In response to a question, Google‘s trend analyst, John Mueller, says that there’s no benchmark for what is considered an optimal crawl budget.
Crawl budget refers to the number of pages Googlebot crawls and indexes when on a website within a specific timeframe. It’s usually based on the site’s speed and user demand.
But why is it essential for Search Engine Optimization?
It’s simple: if Google doesn’t index a page, it won’t rank for anything on the search engine. That means if your number of pages exceeds your website’s crawl budget, some pages on your site won’t be indexed.
Similarly, a higher budget allocation can keep the popular content on your site fresh, while preventing the older ones from becoming stale.

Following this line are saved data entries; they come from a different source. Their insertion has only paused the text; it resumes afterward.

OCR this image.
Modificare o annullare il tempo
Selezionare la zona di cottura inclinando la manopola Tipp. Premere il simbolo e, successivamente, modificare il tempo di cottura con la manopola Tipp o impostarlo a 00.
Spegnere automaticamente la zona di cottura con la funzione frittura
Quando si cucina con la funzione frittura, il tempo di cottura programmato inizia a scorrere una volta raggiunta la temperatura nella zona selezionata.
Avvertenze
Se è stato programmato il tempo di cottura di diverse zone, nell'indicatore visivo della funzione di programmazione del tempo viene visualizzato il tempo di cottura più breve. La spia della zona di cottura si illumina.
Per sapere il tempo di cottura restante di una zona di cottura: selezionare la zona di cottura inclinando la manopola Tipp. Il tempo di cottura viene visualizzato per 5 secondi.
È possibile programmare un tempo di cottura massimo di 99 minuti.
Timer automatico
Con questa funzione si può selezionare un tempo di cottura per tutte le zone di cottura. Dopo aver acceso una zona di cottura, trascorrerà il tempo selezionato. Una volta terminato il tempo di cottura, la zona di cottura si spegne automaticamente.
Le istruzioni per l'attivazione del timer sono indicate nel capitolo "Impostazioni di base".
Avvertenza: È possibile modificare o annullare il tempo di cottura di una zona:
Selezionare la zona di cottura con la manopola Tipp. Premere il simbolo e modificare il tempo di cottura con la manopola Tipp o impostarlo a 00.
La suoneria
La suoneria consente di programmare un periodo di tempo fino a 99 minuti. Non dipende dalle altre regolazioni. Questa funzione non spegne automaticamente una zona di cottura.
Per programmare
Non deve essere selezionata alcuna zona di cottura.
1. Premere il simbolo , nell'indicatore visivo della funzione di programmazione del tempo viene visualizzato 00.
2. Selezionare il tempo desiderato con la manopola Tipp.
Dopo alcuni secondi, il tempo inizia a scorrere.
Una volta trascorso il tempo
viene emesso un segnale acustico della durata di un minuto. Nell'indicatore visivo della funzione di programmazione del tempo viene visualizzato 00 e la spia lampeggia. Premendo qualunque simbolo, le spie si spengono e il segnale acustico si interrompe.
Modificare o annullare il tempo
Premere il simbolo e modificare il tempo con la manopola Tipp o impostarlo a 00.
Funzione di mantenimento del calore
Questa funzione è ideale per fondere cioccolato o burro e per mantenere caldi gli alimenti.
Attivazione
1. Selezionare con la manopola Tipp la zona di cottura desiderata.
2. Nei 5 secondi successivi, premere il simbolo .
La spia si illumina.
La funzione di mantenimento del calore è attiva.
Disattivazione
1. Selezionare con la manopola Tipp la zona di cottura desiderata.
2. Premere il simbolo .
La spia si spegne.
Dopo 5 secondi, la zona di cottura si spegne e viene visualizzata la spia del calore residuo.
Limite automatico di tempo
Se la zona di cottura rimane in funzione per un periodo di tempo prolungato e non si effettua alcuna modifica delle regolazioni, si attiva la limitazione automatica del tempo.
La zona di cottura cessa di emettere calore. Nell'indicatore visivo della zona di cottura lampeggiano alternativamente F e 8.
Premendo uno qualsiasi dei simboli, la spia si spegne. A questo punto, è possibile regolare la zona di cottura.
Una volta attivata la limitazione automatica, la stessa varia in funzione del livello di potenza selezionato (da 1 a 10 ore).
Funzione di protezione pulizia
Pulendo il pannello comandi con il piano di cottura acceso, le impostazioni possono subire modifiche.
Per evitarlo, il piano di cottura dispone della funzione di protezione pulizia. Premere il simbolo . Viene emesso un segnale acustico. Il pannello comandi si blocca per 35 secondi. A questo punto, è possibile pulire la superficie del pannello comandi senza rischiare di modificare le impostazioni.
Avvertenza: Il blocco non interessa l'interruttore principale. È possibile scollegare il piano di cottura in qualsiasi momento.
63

This raises an essential question:
Does Google Have an Ideal Crawl Budget?
It all began on a Reddit thread when an SEO asked whether the Googlebot has an ideal percentage of pages that should crawl daily.
Here’s the full question:
“While everyone talks about the crawl budget, I haven’t found a specific cutoff or a range for this. Like what should be the minimum percentage of pages out of total (or total changes made every day) should be crawled by GoogleBot every day to keep the content fresh?”
The SEO admitted that static/variable content on a website could lead to variations. But, he or she wanted to know how to benchmark the crawl budget.
In response to the question, Mueller wrote: “There’s no number.” In other words, you don’t have to aim for an ideal number when trying to boost your website’s crawl budget.
Of course, that’s not to say that there’s no benefit to improving your crawl budget. One of the best ways to do this is to limit the number of low-value-add URLs on your website.
Here are other best practices to help maximize the number of pages that Googlebot crawls:
- Improving your site’s page speed
- Using internal links
- Using a flat website architecture
- Avoiding pages that have no internal or external links
- Limiting duplicate content
Also, site owners should monitor the crawl errors report in Search Console, and keep the server errors as low as possible.